Politik : Bulgarien: Einmal König, immer König?

Stephan Israel

Fast scheint es, als wäre Bulgariens früherer König im letzten Moment doch etwas über die neue Last der Verantwortung erschrocken. Im grellen Licht der Fernsehkameras wirkt Simeon II. gar schüchtern und nicht wie der strahlende Sieger. Eigentlich hätte der ehemalige Monarch auch in der Wahlnacht gerne darauf verzichtet, in die Niederungen der Politik hinunter zu steigen. Wohl oder übel muss der Chef der siegreichen Nationalen Bewegung Simeon II. im Wahlzentrum im ehemaligen Kulturpalast in der Reihe der Parteiführer antreten.

Selbst die Journalisten tun sich mit dem blaublütigen Quereinsteiger etwas schwer. Es beginnt schon mit der Anrede. Die Vorsichtigeren adressieren sich an "Seine Majestät". Wer jedoch nach der geschlagenen Wahlschlacht Aufklärung über die persönlichen Pläne des Ex-Königs erhofft hatte, wird einmal mehr enttäuscht. Wie schon im Wahlkampf glänzt Simeon II. mit Ausflüchten und Worthülsen. "Ich habe den Willen und die Bereitschaft, meine Wahlziele zu erfüllen", erklärt der 64jährige vage.

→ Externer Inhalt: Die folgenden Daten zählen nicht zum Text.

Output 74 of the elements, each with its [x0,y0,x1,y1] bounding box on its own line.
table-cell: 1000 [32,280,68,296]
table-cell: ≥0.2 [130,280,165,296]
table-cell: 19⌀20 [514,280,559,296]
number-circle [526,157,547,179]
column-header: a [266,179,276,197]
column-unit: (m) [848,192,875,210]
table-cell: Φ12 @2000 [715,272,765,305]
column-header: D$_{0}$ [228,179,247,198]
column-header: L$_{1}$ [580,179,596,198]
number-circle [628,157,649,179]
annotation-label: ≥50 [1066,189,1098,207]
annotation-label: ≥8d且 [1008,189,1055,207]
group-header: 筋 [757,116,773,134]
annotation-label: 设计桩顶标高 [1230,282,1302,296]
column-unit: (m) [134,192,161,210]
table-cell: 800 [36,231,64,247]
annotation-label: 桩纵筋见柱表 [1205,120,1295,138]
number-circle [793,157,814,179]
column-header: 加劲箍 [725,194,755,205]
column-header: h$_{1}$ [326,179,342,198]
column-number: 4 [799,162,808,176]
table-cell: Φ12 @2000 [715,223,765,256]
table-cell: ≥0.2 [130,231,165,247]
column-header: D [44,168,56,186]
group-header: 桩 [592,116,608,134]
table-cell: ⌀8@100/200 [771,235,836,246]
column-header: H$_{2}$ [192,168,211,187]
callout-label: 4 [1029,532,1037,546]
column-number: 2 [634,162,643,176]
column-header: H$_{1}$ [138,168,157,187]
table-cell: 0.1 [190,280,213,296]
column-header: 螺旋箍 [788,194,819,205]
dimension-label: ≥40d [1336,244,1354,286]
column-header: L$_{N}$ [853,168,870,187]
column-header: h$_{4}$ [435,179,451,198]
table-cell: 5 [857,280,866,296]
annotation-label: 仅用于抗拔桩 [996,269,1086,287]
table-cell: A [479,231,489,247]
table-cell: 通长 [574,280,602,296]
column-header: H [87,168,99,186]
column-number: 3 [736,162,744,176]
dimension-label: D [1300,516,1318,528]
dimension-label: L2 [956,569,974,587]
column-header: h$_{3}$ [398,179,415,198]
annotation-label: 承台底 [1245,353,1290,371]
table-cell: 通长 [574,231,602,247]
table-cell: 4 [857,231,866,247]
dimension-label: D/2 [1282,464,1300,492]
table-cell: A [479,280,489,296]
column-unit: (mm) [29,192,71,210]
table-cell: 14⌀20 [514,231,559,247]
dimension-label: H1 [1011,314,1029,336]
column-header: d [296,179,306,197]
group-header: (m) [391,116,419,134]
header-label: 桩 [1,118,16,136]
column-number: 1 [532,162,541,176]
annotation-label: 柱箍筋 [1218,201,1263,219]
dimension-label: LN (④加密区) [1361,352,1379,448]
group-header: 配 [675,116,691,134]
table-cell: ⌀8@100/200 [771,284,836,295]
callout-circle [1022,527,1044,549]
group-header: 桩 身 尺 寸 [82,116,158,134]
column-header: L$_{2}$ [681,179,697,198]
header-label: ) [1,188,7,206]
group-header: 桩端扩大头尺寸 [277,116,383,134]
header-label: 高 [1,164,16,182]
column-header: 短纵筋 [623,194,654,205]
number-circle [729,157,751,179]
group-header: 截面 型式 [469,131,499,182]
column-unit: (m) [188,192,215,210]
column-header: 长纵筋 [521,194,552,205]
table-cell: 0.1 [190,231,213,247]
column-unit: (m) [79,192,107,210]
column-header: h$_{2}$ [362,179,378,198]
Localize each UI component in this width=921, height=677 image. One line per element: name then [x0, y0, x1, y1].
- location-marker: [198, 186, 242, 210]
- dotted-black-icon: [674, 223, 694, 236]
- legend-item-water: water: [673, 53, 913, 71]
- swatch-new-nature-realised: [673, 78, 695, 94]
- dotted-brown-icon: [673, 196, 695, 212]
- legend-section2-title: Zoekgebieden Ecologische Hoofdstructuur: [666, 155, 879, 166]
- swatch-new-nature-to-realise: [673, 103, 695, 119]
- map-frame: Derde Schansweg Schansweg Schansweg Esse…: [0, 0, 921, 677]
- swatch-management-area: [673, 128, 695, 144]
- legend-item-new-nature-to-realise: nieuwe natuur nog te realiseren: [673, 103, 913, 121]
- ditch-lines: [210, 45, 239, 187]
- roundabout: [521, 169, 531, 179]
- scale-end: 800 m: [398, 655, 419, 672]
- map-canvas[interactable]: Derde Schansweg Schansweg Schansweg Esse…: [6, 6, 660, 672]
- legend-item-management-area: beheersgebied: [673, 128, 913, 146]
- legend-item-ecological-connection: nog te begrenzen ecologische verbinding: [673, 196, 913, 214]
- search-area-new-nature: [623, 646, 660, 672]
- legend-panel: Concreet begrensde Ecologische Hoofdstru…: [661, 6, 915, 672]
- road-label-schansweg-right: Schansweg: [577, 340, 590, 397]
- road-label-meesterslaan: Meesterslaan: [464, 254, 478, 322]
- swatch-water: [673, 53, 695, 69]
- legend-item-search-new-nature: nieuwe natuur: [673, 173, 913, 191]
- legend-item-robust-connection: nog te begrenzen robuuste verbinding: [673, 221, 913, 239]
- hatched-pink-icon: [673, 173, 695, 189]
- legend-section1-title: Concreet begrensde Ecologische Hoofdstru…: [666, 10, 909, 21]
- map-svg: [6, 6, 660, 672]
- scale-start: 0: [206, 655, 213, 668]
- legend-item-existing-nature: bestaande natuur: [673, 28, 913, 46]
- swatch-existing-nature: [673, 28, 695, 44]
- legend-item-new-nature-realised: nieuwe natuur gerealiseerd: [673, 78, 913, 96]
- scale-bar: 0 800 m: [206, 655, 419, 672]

Strebt der Chef der siegreichen Bewegung nun nach dem Amt des Premierministers? Simeon II. will noch keine "Prognose" wagen und zuerst mit möglichen Koalitionspartnern sprechen. Die 43 Prozent der Stimmen reichen genau für die Hälfte der 240 Sitze und zur Pattsituation im Parlament. Die türkische Minderheitspartei (DPS), die auf knapp sieben Prozent der Stimmen kommt, und selbst Teile der Union der Demokratischen Kräfte (UDF) des bisherigen Premiers Iwan Kostow sind als Partner im Gespräch. Der Ex-König könnte auch versucht sein, bei den Präsidentenwahlen im Herbst gegen Petar Stojanow anzutreten.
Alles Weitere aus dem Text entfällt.